Blaming the Founding Fathers for the president’s incompetence is easier than owning up to the collapse of faith in the crusade for hope and change. Rather than taking a hard look at the president’s own lack of basic political and leadership skills, Klein claims Obama is in a no-win position, an assertion that can only be accepted if you ignore the vast expansion of presidential power in the last century.

But there is one more point about Klein’s essay that bears refutation. He concludes it by taking a swipe at the doctrine of original intent when it comes to interpreting the Constitution. He writes:

That said, the Founding Fathers have been dead for some time, and even when they were alive they disagreed about quite a lot. Anyone who confidently claims they know how the Founding Fathers would feel about today’s political problems is a liar. It’s likely that Alexander Hamilton would have some questions about airplanes and African-American presidents before he’d render an opinion on congressional productivity.
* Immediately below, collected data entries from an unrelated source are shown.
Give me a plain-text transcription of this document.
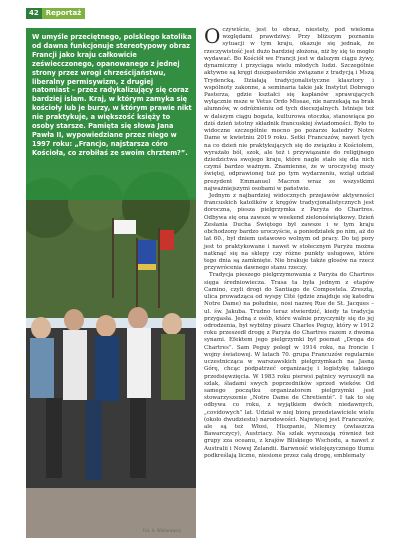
42	Reportaż

W umyśle przeciętnego, polskiego katolika od dawna funkcjonuje stereotypowy obraz Francji jako kraju całkowicie zeświecczonego, opanowanego z jednej strony przez wrogi chrześcijaństwu, liberalny permisywizm, z drugiej natomiast – przez radykalizujący się coraz bardziej islam. Kraj, w którym zamyka się kościoły lub je burzy, w którym prawie nikt nie praktykuje, a większość księży to osoby starsze. Pamięta się słowa Jana Pawła II, wypowiedziane przez niego w 1997 roku: „Francjo, najstarsza córo Kościoła, co zrobiłaś ze swoim chrztem?”.

Fot. A. Wiktorowicz

Oczywiście, jest to obraz, niestety, pod wieloma względami prawdziwy. Przy bliższym poznaniu sytuacji w tym kraju, okazuje się jednak, że rzeczywistość jest dużo bardziej złożona, niż by się to mogło wydawać. Bo Kościół we Francji jest w dalszym ciągu żywy, dynamiczny i przyciąga wielu młodych ludzi. Szczególnie aktywne są kręgi duszpasterskie związane z tradycją i Mszą Trydencką. Działają tradycjonalistyczne klasztory i wspólnoty zakonne, a seminaria takie jak Instytut Dobrego Pasterza, gdzie kształci się kapłanów sprawujących wyłącznie msze w Vetus Ordo Missae, nie narzekają na brak alumnów, w odróżnieniu od tych diecezjalnych. Istnieje też w dalszym ciągu bogata, kulturowa otoczka, stanowiąca po dziś dzień istotny składnik francuskiej świadomości. Było to widoczne szczególnie mocno po pożarze katedry Notre Dame w kwietniu 2019 roku. Setki Francuzów, nawet tych na co dzień nie praktykujących się do związku z Kościołem, wyrażało ból, szok, ale też i przywiązanie do religijnego dziedzictwa swojego kraju, które nagle stało się dla nich czymś bardzo ważnym. Znamienne, że w uroczystej mszy świętej, odprawionej tuż po tym wydarzeniu, wziął udział prezydent Emmanuel Macron wraz ze wszystkimi najważniejszymi osobami w państwie.

Jednym z najbardziej widocznych przejawów aktywności francuskich katolików z kręgów tradycjonalistycznych jest doroczna, piesza pielgrzymka z Paryża do Chartres. Odbywa się ona zawsze w weekend zielonoświątkowy. Dzień Zesłania Ducha Świętego był zawsze i w tym kraju obchodzony bardzo uroczyście, a poniedziałek po nim, aż do lat 60., był dniem ustawowo wolnym od pracy. Do tej pory jest to praktykowane i nawet w stołecznym Paryżu można natknąć się na sklepy czy różne punkty usługowe, które tego dnia są zamknięte. Nie brakuje także głosów na rzecz przywrócenia dawnego stanu rzeczy.

Tradycja pieszego pielgrzymowania z Paryża do Chartres sięga średniowiecza. Trasa ta była jednym z etapów Camino, czyli drogi do Santiago de Compostela. Zresztą, ulica prowadząca od wyspy Cité (gdzie znajduje się katedra Notre Dame) na południe, nosi nazwę Rue de St. Jacques – ul. św. Jakuba. Trudno teraz stwierdzić, kiedy ta tradycja przygasła. Jedną z osób, które walnie przyczyniły się do jej odrodzenia, był wybitny pisarz Charles Peguy, który w 1912 roku przeszedł drogę z Paryża do Chartres razem z dwoma synami. Efektem jego pielgrzymki był poemat „Droga do Chartres”. Sam Peguy poległ w 1914 roku, na froncie I wojny światowej. W latach 70. grupa Francuzów regularnie uczestnicząca w warszawskich pielgrzymkach na Jasną Górę, chcąc podpatrzeć organizację i logistykę takiego przedsięwzięcia. W 1983 roku pierwsi pątnicy wyruszyli na szlak, śladami swych poprzedników sprzed wieków. Od samego początku organizatorem pielgrzymki jest stowarzyszenie „Notre Dame de Chretienté”. I tak to się odbywa co roku, z wyjątkiem dwóch niedawnych, „covidowych” lat. Udział w niej biorą przedstawiciele wielu (około dwudziestu) narodowości. Najwięcej jest Francuzów, ale są też Włosi, Hiszpanie, Niemcy (zwłaszcza Bawarczycy), Austriacy. Na szlak wyruszają również też grupy zza oceanu, z krajów Bliskiego Wschodu, a nawet z Australii i Nowej Zelandii. Barwność wielojęzycznego tłumu podkreślają liczne, niesione przez całą drogę, emblematy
It is true that there is a lot that the authors of the Constitution would find that was difficult to understand about the America of 2014. But the point of that document was to create a structure for governance. It is a work of sheer genius and has, despite its critics on the left, stood up very well to the test of time. …

… Klein’s potshot at Hamilton tells us more about his own intellectual pretensions than the shortcomings of the man who was killed by Aaron Burr. In fact, if any of the founding fathers would have been at home in 21st century America it was Hamilton. He may not have known much about manned flight, but, in contrast to Madison, Jefferson, and most of the rest of his contemporaries who embraced foolish notions about the United States being principally a nation of yeoman farmers, he envisaged the emergence of America as an industrial and commercial giant as well as global power. As many scholars have pointed out, though we venerate Jefferson and to a lesser extent Madison as the men who made our country, it is Hamilton’s America we live in, not theirs.

Hamilton might be surprised at the election of an incompetent like Barack Obama but I doubt he would be shocked at the evolution of our society on race over the course of the centuries to come. He was a virulent opponent of slavery (he was president of one of the country’s earliest anti-slavery societies) and thought the faculties of blacks were as good as those of whites, something that is hardly surprising since he grew up in a biracial environment in the West Indies.

The point here isn’t just that Klein is being unfair to Hamilton. The first treasury secretary needs no defense against jibes from the likes of the founder of Vox. But it says something that a liberal website that poses as the smart citizens guide to politics and culture would be so illiterate when it comes to one of the chief architects of our nation.